The definite form is used because the sentence refers to a specific neighbor in the situation — most likely the person living nearby whose doorbell or buzzer was rung by mistake.

Compare:

  • en granne = a neighbor (any neighbor, not specific)
  • grannen = the neighbor (a specific one, understood from context)

In a story like this, grannen sounds very natural.

Why are all the verbs in the past tense?

This sentence tells a completed event in a narrative, so Swedish uses the preterite (simple past):

  • kom = came
  • tryckte = pressed
  • väckte = woke

This is the normal tense for telling a sequence of past events in Swedish. English often does the same:

  • When she got to the entrance, she pressed the wrong button and woke the neighbor.
Could och väckte grannen be understood as happening after tryckte hon på fel knapp?

Yes. The structure suggests a sequence:

  1. När hon kom till porten — when she arrived at the entrance
  2. tryckte hon på fel knapp — she pressed the wrong button
  3. och väckte grannen — and woke the neighbor

The last action is presented as the result of pressing the wrong button. So the sentence naturally reads as one event causing the next.

How would a native speaker roughly pronounce this sentence?

A rough pronunciation guide is:

Nair hohn kom till POR-ten, TRYCK-te hohn poh fehl knapp oh vehk-teh GRAN-nen.

A few notes:

  • När sounds roughly like nair
  • hon is often pronounced with a long o sound, roughly hoon/hon
  • porten has stress on the first syllable: POR-ten
  • tryckte has the y sound that English does not really have; learners often approximate it at first
  • väckte starts with a vowel sound like eh/ae but rounded
  • grannen has stress on GRAN

This is only an approximation. The exact Swedish vowel sounds are different from English ones.
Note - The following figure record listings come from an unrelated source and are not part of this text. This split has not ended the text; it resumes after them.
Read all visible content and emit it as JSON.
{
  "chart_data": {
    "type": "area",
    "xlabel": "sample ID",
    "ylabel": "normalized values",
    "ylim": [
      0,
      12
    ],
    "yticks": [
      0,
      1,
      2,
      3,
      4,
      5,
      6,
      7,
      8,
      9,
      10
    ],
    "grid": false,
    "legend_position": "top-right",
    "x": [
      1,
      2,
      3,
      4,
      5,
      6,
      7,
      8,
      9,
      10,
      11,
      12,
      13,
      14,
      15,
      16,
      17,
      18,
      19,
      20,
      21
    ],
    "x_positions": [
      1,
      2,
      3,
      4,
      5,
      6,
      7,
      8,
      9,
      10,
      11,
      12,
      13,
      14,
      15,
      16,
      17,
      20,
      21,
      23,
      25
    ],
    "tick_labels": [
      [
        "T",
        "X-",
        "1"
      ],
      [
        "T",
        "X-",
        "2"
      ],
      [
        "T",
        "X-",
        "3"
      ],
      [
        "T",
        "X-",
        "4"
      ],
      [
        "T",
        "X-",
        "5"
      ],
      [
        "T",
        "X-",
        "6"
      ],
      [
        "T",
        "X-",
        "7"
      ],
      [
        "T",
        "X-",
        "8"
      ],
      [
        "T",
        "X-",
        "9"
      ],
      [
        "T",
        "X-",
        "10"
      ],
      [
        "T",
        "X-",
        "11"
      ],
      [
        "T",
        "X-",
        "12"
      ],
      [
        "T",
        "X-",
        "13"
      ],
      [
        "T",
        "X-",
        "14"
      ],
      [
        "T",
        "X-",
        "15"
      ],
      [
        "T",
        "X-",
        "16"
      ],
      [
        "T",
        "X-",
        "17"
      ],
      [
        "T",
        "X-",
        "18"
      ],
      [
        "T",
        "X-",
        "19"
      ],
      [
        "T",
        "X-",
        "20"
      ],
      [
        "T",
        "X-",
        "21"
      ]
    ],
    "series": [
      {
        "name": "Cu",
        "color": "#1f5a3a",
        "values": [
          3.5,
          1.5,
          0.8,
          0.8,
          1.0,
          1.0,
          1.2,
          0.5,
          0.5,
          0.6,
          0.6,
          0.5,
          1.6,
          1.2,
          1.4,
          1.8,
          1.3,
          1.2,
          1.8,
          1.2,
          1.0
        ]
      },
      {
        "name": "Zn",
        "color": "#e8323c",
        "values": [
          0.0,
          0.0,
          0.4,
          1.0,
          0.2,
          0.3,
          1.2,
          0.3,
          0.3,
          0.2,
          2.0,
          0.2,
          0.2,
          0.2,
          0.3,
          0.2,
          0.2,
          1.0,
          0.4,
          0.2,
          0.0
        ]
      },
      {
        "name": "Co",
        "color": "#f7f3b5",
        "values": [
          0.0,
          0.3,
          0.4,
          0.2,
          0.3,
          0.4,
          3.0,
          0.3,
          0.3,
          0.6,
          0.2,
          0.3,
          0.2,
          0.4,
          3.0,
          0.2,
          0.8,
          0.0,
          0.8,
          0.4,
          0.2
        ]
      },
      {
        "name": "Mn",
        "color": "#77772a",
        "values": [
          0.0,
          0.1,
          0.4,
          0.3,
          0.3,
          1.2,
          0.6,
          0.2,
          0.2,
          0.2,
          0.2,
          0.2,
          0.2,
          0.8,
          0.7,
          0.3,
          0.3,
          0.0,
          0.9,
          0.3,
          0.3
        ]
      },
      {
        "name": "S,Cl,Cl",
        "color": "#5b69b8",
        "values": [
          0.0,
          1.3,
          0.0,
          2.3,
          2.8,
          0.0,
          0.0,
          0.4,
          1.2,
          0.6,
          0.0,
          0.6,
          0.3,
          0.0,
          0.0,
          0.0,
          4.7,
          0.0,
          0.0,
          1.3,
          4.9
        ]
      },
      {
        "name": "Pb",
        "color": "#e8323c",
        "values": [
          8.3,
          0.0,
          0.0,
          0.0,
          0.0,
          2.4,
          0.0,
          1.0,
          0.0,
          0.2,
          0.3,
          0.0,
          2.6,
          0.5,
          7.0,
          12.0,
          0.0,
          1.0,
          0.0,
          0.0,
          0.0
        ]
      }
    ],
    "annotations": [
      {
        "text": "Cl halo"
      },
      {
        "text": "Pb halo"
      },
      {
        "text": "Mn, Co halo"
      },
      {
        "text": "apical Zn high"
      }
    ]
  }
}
Can this sentence be translated very literally into English?

Almost, but not perfectly word-for-word. A very literal version would be:

When she came to the entrance door, pressed she on wrong button and woke the neighbor.

That shows some Swedish structure, but it is not natural English. A natural English translation would be:

When she got to the entrance, she pressed the wrong button and woke the neighbor.

This sentence is a good example of how Swedish and English are similar in meaning but different in word order and some set expressions.